Muchas advertencias señalaron que celulares, tabletas y computadoras alteraban los ritmos circadianos y perjudicaban el descanso nocturno. Sin embargo, un amplio reportaje publicado por la BBC indica que la influencia real de estas pantallas sería mucho menor de lo que comúnmente se cree, especialmente si se compara con otras fuentes de luz presentes en la vida diaria.
Una revisión de once estudios científicos encontró que la exposición a la luz de las pantallas solo retrasa el inicio del sueño alrededor de nueve minutos en promedio, una diferencia considerada pequeña frente a las variaciones normales del descanso.
Además, algunas investigaciones comparativas muestran que la cantidad de luz azul recibida durante 24 horas de uso de dispositivos digitales equivale a menos de un minuto de exposición directa a la luz solar, lo que evidencia que el impacto de la tecnología es bastante reducido frente a la iluminación natural.
La preocupación por este tema comenzó a intensificarse en 2014, cuando un estudio observó que las personas que leían en un iPad antes de dormir tardaban más en conciliar el sueño, producían menos melatonina y se sentían más somnolientas al despertar. Los investigadores relacionaron estos efectos con la luz azul emitida por las pantallas LED, ya que el ojo humano posee un pigmento llamado melanopsina especialmente sensible a este tipo de luz.
No obstante, Jamie Zeitzer explicó que los resultados obtenidos en laboratorio no reflejan necesariamente las condiciones normales de uso cotidiano. Según el especialista, las pantallas rara vez alcanzan intensidades luminosas lo suficientemente altas como para alterar significativamente el reloj biológico.
Zeitzer señaló que los teléfonos suelen emitir entre 50 y 80 lux, una intensidad inferior incluso a la iluminación habitual dentro de una vivienda, que ronda los 100 lux. Estas cifras están muy lejos de los aproximadamente 10,000 lux de un día nublado o los 100,000 lux de un día soleado al aire libre.
Por su parte, Håvard Kallestad destacó que el verdadero factor determinante para el sueño es la cantidad total de luz recibida a lo largo del día. El experto recomienda exponerse más a la luz natural durante la mañana y reducir la iluminación artificial por la noche, especialmente las luces LED intensas.

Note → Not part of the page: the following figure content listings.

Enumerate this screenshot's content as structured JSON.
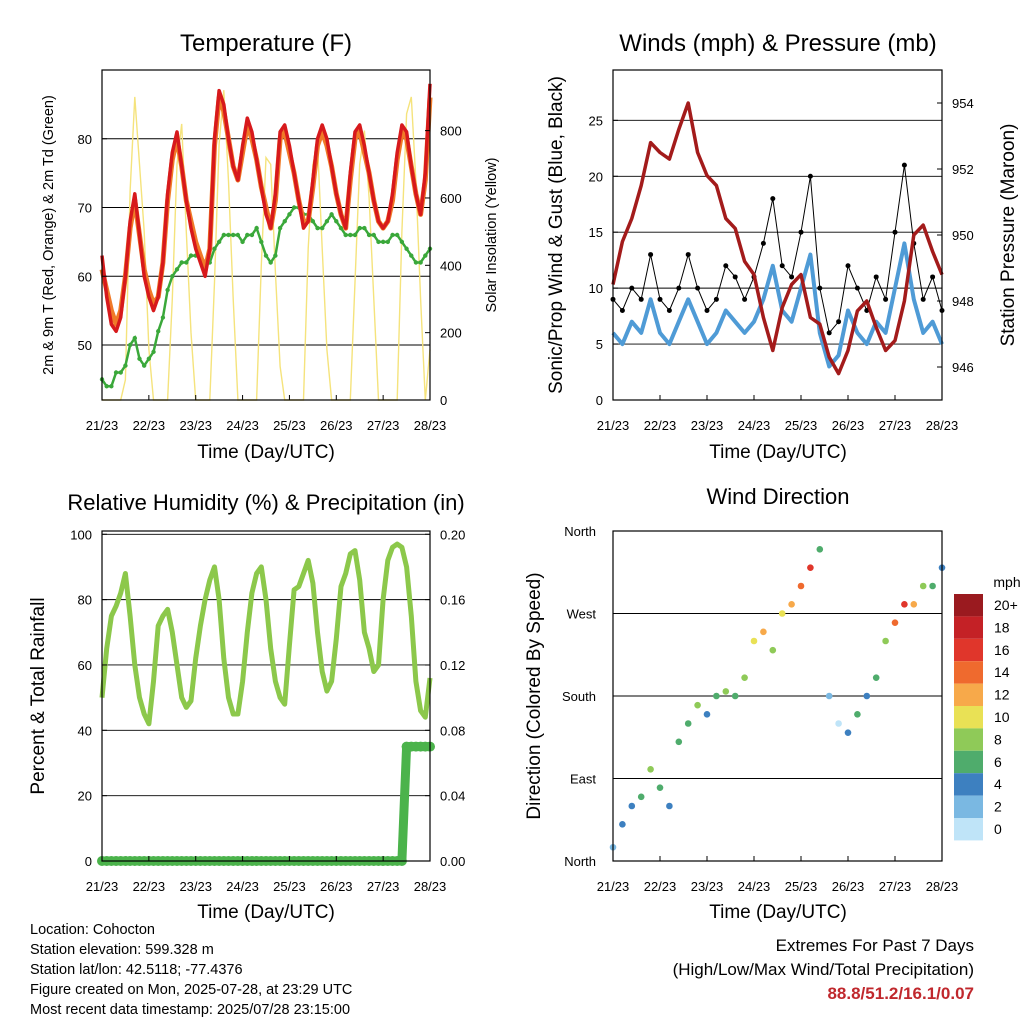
{
  "time_ticks": [
    "21/23",
    "22/23",
    "23/23",
    "24/23",
    "25/23",
    "26/23",
    "27/23",
    "28/23"
  ],
  "panels": {
    "temperature": {
      "title": "Temperature (F)",
      "xlabel": "Time (Day/UTC)",
      "ylabel_left": "2m & 9m T (Red, Orange) & 2m Td (Green)",
      "ylabel_right": "Solar Insolation (Yellow)",
      "left_ticks": [
        "50",
        "60",
        "70",
        "80"
      ],
      "right_ticks": [
        "0",
        "200",
        "400",
        "600",
        "800"
      ]
    },
    "winds": {
      "title": "Winds (mph) & Pressure (mb)",
      "xlabel": "Time (Day/UTC)",
      "ylabel_left": "Sonic/Prop Wind & Gust (Blue, Black)",
      "ylabel_right": "Station Pressure (Maroon)",
      "left_ticks": [
        "0",
        "5",
        "10",
        "15",
        "20",
        "25"
      ],
      "right_ticks": [
        "946",
        "948",
        "950",
        "952",
        "954"
      ]
    },
    "humidity": {
      "title": "Relative Humidity (%) & Precipitation (in)",
      "xlabel": "Time (Day/UTC)",
      "ylabel_left": "Percent & Total Rainfall",
      "left_ticks": [
        "0",
        "20",
        "40",
        "60",
        "80",
        "100"
      ],
      "right_ticks": [
        "0.00",
        "0.04",
        "0.08",
        "0.12",
        "0.16",
        "0.20"
      ]
    },
    "direction": {
      "title": "Wind Direction",
      "xlabel": "Time (Day/UTC)",
      "ylabel_left": "Direction (Colored By Speed)",
      "left_ticks": [
        "North",
        "East",
        "South",
        "West",
        "North"
      ],
      "legend_title": "mph",
      "legend_labels": [
        "20+",
        "18",
        "16",
        "14",
        "12",
        "10",
        "8",
        "6",
        "4",
        "2",
        "0"
      ],
      "legend_colors": [
        "#9a1a1f",
        "#c42126",
        "#e0362b",
        "#ef6a2e",
        "#f7a94a",
        "#e9e155",
        "#8fca58",
        "#4fac6c",
        "#3d80c0",
        "#7ab8e2",
        "#bfe4f8"
      ]
    }
  },
  "chart_data": [
    {
      "type": "line",
      "title": "Temperature (F)",
      "xlabel": "Time (Day/UTC)",
      "ylabel": "2m & 9m T (Red, Orange) & 2m Td (Green)",
      "y2label": "Solar Insolation (Yellow)",
      "x": [
        0,
        0.1,
        0.2,
        0.3,
        0.4,
        0.5,
        0.6,
        0.7,
        0.8,
        0.9,
        1.0,
        1.1,
        1.2,
        1.3,
        1.4,
        1.5,
        1.6,
        1.7,
        1.8,
        1.9,
        2.0,
        2.1,
        2.2,
        2.3,
        2.4,
        2.5,
        2.6,
        2.7,
        2.8,
        2.9,
        3.0,
        3.1,
        3.2,
        3.3,
        3.4,
        3.5,
        3.6,
        3.7,
        3.8,
        3.9,
        4.0,
        4.1,
        4.2,
        4.3,
        4.4,
        4.5,
        4.6,
        4.7,
        4.8,
        4.9,
        5.0,
        5.1,
        5.2,
        5.3,
        5.4,
        5.5,
        5.6,
        5.7,
        5.8,
        5.9,
        6.0,
        6.1,
        6.2,
        6.3,
        6.4,
        6.5,
        6.6,
        6.7,
        6.8,
        6.9,
        7.0
      ],
      "ylim": [
        42,
        90
      ],
      "y2lim": [
        0,
        980
      ],
      "series": [
        {
          "name": "2m T",
          "color": "#d7191c",
          "values": [
            63,
            57,
            53,
            52,
            54,
            60,
            68,
            72,
            66,
            60,
            57,
            55,
            57,
            62,
            72,
            78,
            81,
            76,
            71,
            67,
            64,
            62,
            60,
            64,
            80,
            87,
            85,
            80,
            76,
            74,
            79,
            83,
            81,
            77,
            73,
            69,
            67,
            72,
            81,
            82,
            79,
            75,
            71,
            67,
            68,
            74,
            80,
            82,
            80,
            76,
            72,
            69,
            67,
            75,
            81,
            82,
            79,
            75,
            71,
            68,
            67,
            68,
            72,
            78,
            82,
            81,
            76,
            72,
            69,
            75,
            88
          ]
        },
        {
          "name": "9m T",
          "color": "#f07a28",
          "values": [
            61,
            58,
            55,
            53,
            55,
            60,
            67,
            71,
            66,
            61,
            58,
            56,
            57,
            62,
            71,
            77,
            80,
            76,
            71,
            68,
            65,
            63,
            61,
            64,
            79,
            86,
            84,
            80,
            76,
            74,
            78,
            82,
            80,
            77,
            73,
            70,
            67,
            71,
            80,
            81,
            78,
            75,
            71,
            68,
            68,
            73,
            79,
            81,
            79,
            76,
            72,
            69,
            67,
            74,
            80,
            81,
            78,
            75,
            71,
            68,
            67,
            68,
            71,
            77,
            81,
            80,
            76,
            72,
            69,
            74,
            86
          ]
        },
        {
          "name": "2m Td",
          "color": "#3aa83a",
          "values": [
            45,
            44,
            44,
            46,
            46,
            47,
            50,
            51,
            48,
            47,
            48,
            49,
            52,
            54,
            58,
            60,
            61,
            62,
            62,
            63,
            63,
            63,
            62,
            62,
            64,
            65,
            66,
            66,
            66,
            66,
            65,
            66,
            66,
            67,
            65,
            63,
            62,
            63,
            67,
            68,
            69,
            70,
            70,
            69,
            69,
            68,
            67,
            67,
            68,
            69,
            68,
            67,
            66,
            66,
            66,
            67,
            67,
            66,
            66,
            65,
            65,
            65,
            66,
            66,
            65,
            64,
            63,
            62,
            62,
            63,
            64
          ]
        },
        {
          "name": "Solar Insolation",
          "color": "#f5e37c",
          "values": [
            0,
            0,
            0,
            0,
            0,
            60,
            620,
            900,
            700,
            500,
            150,
            0,
            0,
            0,
            0,
            300,
            700,
            820,
            500,
            200,
            0,
            0,
            0,
            0,
            350,
            760,
            920,
            650,
            300,
            0,
            0,
            0,
            0,
            0,
            400,
            720,
            700,
            380,
            100,
            0,
            0,
            0,
            0,
            0,
            450,
            700,
            760,
            450,
            150,
            0,
            0,
            0,
            0,
            0,
            350,
            700,
            800,
            600,
            300,
            0,
            0,
            0,
            0,
            0,
            500,
            850,
            900,
            650,
            300,
            0,
            150
          ]
        }
      ]
    },
    {
      "type": "line",
      "title": "Winds (mph) & Pressure (mb)",
      "xlabel": "Time (Day/UTC)",
      "ylabel": "Sonic/Prop Wind & Gust (Blue, Black)",
      "y2label": "Station Pressure (Maroon)",
      "x": [
        0,
        0.2,
        0.4,
        0.6,
        0.8,
        1.0,
        1.2,
        1.4,
        1.6,
        1.8,
        2.0,
        2.2,
        2.4,
        2.6,
        2.8,
        3.0,
        3.2,
        3.4,
        3.6,
        3.8,
        4.0,
        4.2,
        4.4,
        4.6,
        4.8,
        5.0,
        5.2,
        5.4,
        5.6,
        5.8,
        6.0,
        6.2,
        6.4,
        6.6,
        6.8,
        7.0
      ],
      "ylim": [
        0,
        29.5
      ],
      "y2lim": [
        945,
        955
      ],
      "series": [
        {
          "name": "Wind",
          "color": "#4f9bd6",
          "values": [
            6,
            5,
            7,
            6,
            9,
            6,
            5,
            7,
            9,
            7,
            5,
            6,
            8,
            7,
            6,
            7,
            9,
            12,
            8,
            7,
            10,
            13,
            6,
            3,
            4,
            8,
            6,
            5,
            7,
            6,
            10,
            14,
            9,
            6,
            7,
            5
          ]
        },
        {
          "name": "Gust",
          "color": "#000000",
          "values": [
            9,
            8,
            10,
            9,
            13,
            9,
            8,
            10,
            13,
            10,
            8,
            9,
            12,
            11,
            9,
            11,
            14,
            18,
            12,
            11,
            15,
            20,
            10,
            6,
            7,
            12,
            10,
            8,
            11,
            9,
            15,
            21,
            14,
            9,
            11,
            8
          ]
        },
        {
          "name": "Station Pressure",
          "color": "#a31b1b",
          "values": [
            948.5,
            949.8,
            950.5,
            951.5,
            952.8,
            952.5,
            952.3,
            953.2,
            954,
            952.5,
            951.8,
            951.5,
            950.5,
            950.2,
            949.2,
            948.8,
            947.5,
            946.5,
            947.8,
            948.5,
            948.8,
            947.5,
            947.3,
            946.3,
            945.8,
            946.5,
            947.7,
            948,
            947.2,
            946.5,
            946.8,
            948,
            950,
            950.3,
            949.5,
            948.8
          ]
        }
      ]
    },
    {
      "type": "line",
      "title": "Relative Humidity (%) & Precipitation (in)",
      "xlabel": "Time (Day/UTC)",
      "ylabel": "Percent & Total Rainfall",
      "x": [
        0,
        0.1,
        0.2,
        0.3,
        0.4,
        0.5,
        0.6,
        0.7,
        0.8,
        0.9,
        1.0,
        1.1,
        1.2,
        1.3,
        1.4,
        1.5,
        1.6,
        1.7,
        1.8,
        1.9,
        2.0,
        2.1,
        2.2,
        2.3,
        2.4,
        2.5,
        2.6,
        2.7,
        2.8,
        2.9,
        3.0,
        3.1,
        3.2,
        3.3,
        3.4,
        3.5,
        3.6,
        3.7,
        3.8,
        3.9,
        4.0,
        4.1,
        4.2,
        4.3,
        4.4,
        4.5,
        4.6,
        4.7,
        4.8,
        4.9,
        5.0,
        5.1,
        5.2,
        5.3,
        5.4,
        5.5,
        5.6,
        5.7,
        5.8,
        5.9,
        6.0,
        6.1,
        6.2,
        6.3,
        6.4,
        6.5,
        6.6,
        6.7,
        6.8,
        6.9,
        7.0
      ],
      "ylim": [
        0,
        101
      ],
      "y2lim": [
        0,
        0.202
      ],
      "series": [
        {
          "name": "Relative Humidity",
          "color": "#8cc84b",
          "values": [
            50,
            65,
            75,
            78,
            82,
            88,
            75,
            60,
            50,
            45,
            42,
            55,
            72,
            75,
            77,
            70,
            60,
            50,
            47,
            49,
            62,
            72,
            80,
            86,
            90,
            80,
            62,
            50,
            45,
            45,
            55,
            70,
            82,
            88,
            90,
            80,
            65,
            55,
            50,
            48,
            66,
            83,
            84,
            88,
            92,
            85,
            70,
            58,
            52,
            55,
            68,
            84,
            88,
            94,
            95,
            86,
            70,
            65,
            58,
            60,
            80,
            92,
            96,
            97,
            96,
            90,
            75,
            55,
            46,
            44,
            56
          ]
        },
        {
          "name": "Total Precipitation",
          "color": "#4bb34b",
          "values": [
            0,
            0,
            0,
            0,
            0,
            0,
            0,
            0,
            0,
            0,
            0,
            0,
            0,
            0,
            0,
            0,
            0,
            0,
            0,
            0,
            0,
            0,
            0,
            0,
            0,
            0,
            0,
            0,
            0,
            0,
            0,
            0,
            0,
            0,
            0,
            0,
            0,
            0,
            0,
            0,
            0,
            0,
            0,
            0,
            0,
            0,
            0,
            0,
            0,
            0,
            0,
            0,
            0,
            0,
            0,
            0,
            0,
            0,
            0,
            0,
            0,
            0,
            0,
            0,
            0,
            0.07,
            0.07,
            0.07,
            0.07,
            0.07,
            0.07
          ]
        }
      ]
    },
    {
      "type": "scatter",
      "title": "Wind Direction",
      "xlabel": "Time (Day/UTC)",
      "ylabel": "Direction (Colored By Speed)",
      "xlim": [
        0,
        7
      ],
      "ylim": [
        0,
        360
      ],
      "x": [
        0,
        0.2,
        0.4,
        0.6,
        0.8,
        1.0,
        1.2,
        1.4,
        1.6,
        1.8,
        2.0,
        2.2,
        2.4,
        2.6,
        2.8,
        3.0,
        3.2,
        3.4,
        3.6,
        3.8,
        4.0,
        4.2,
        4.4,
        4.6,
        4.8,
        5.0,
        5.2,
        5.4,
        5.6,
        5.8,
        6.0,
        6.2,
        6.4,
        6.6,
        6.8,
        7.0
      ],
      "series": [
        {
          "name": "Direction",
          "values": [
            15,
            40,
            60,
            70,
            100,
            80,
            60,
            130,
            150,
            170,
            160,
            180,
            185,
            180,
            200,
            240,
            250,
            230,
            270,
            280,
            300,
            320,
            340,
            180,
            150,
            140,
            160,
            180,
            200,
            240,
            260,
            280,
            280,
            300,
            300,
            320
          ]
        },
        {
          "name": "Speed",
          "values": [
            3,
            4,
            5,
            6,
            8,
            6,
            5,
            6,
            7,
            8,
            5,
            6,
            8,
            7,
            9,
            11,
            12,
            8,
            11,
            12,
            14,
            16,
            6,
            2,
            1,
            4,
            6,
            5,
            7,
            8,
            14,
            16,
            12,
            8,
            7,
            5
          ]
        }
      ]
    }
  ],
  "info": {
    "location": "Location: Cohocton",
    "elevation": "Station elevation: 599.328 m",
    "latlon": "Station lat/lon: 42.5118; -77.4376",
    "created": "Figure created on Mon, 2025-07-28, at 23:29 UTC",
    "recent": "Most recent data timestamp: 2025/07/28 23:15:00"
  },
  "extremes": {
    "title": "Extremes For Past 7 Days",
    "subtitle": "(High/Low/Max Wind/Total Precipitation)",
    "values": "88.8/51.2/16.1/0.07"
  }
}
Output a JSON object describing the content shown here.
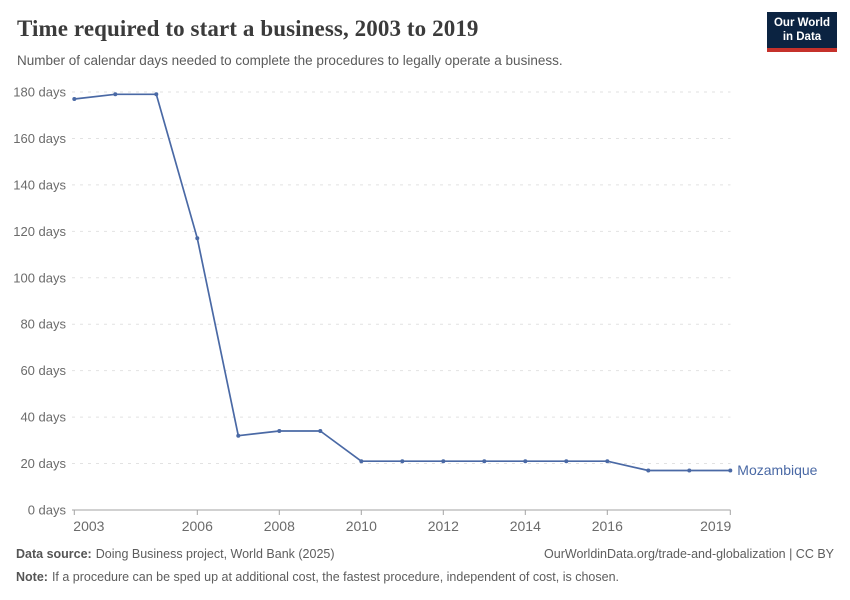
{
  "header": {
    "title": "Time required to start a business, 2003 to 2019",
    "subtitle": "Number of calendar days needed to complete the procedures to legally operate a business."
  },
  "logo": {
    "line1": "Our World",
    "line2": "in Data",
    "bg_color": "#0b2341",
    "stripe_color": "#c5312b"
  },
  "chart_data": {
    "type": "line",
    "title": "Time required to start a business, 2003 to 2019",
    "subtitle": "Number of calendar days needed to complete the procedures to legally operate a business.",
    "x": [
      2003,
      2004,
      2005,
      2006,
      2007,
      2008,
      2009,
      2010,
      2011,
      2012,
      2013,
      2014,
      2015,
      2016,
      2017,
      2018,
      2019
    ],
    "series": [
      {
        "name": "Mozambique",
        "color": "#4a69a5",
        "values": [
          177,
          179,
          179,
          117,
          32,
          34,
          34,
          21,
          21,
          21,
          21,
          21,
          21,
          21,
          17,
          17,
          17
        ]
      }
    ],
    "ylabel": "",
    "xlabel": "",
    "ylim": [
      0,
      180
    ],
    "yticks": [
      0,
      20,
      40,
      60,
      80,
      100,
      120,
      140,
      160,
      180
    ],
    "ytick_label_suffix": " days",
    "xticks": [
      2003,
      2006,
      2008,
      2010,
      2012,
      2014,
      2016,
      2019
    ],
    "grid": "horizontal-dashed",
    "legend": "line-end-label",
    "axis_color": "#a3a3a3",
    "grid_color": "#e2e2e2",
    "tick_text_color": "#6b6b6b"
  },
  "footer": {
    "source_label": "Data source:",
    "source_text": "Doing Business project, World Bank (2025)",
    "right_text": "OurWorldinData.org/trade-and-globalization | CC BY",
    "note_label": "Note:",
    "note_text": "If a procedure can be sped up at additional cost, the fastest procedure, independent of cost, is chosen."
  }
}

El auge de filtros para pantallas y gafas bloqueadoras de luz azul también generó un gran mercado comercial. Sin embargo, los especialistas consideran que la evidencia científica sobre sus beneficios sigue siendo limitada. Según Kallestad, muchos lentes transparentes apenas generan cambios perceptibles, mientras que los modelos más efectivos —con tonos anaranjados o rojos y cobertura total alrededor de los ojos— suelen ser poco prácticos para el uso diario.
El periodista tecnológico Thomas Germain realizó un experimento personal en el que redujo casi por completo la iluminación azul en su hogar usando cortinas opacas y luz de velas. Aunque logró mayor regularidad en sus horarios de sueño, no observó cambios importantes en la cantidad total de descanso.
Finalmente, los expertos coinciden en que el principal problema no suele ser la luz azul en sí, sino la manera en que las personas utilizan los dispositivos antes de dormir. Actividades estimulantes, estrés, horarios irregulares y exceso de iluminación nocturna pueden influir mucho más en la calidad del sueño que las pantallas por sí solas.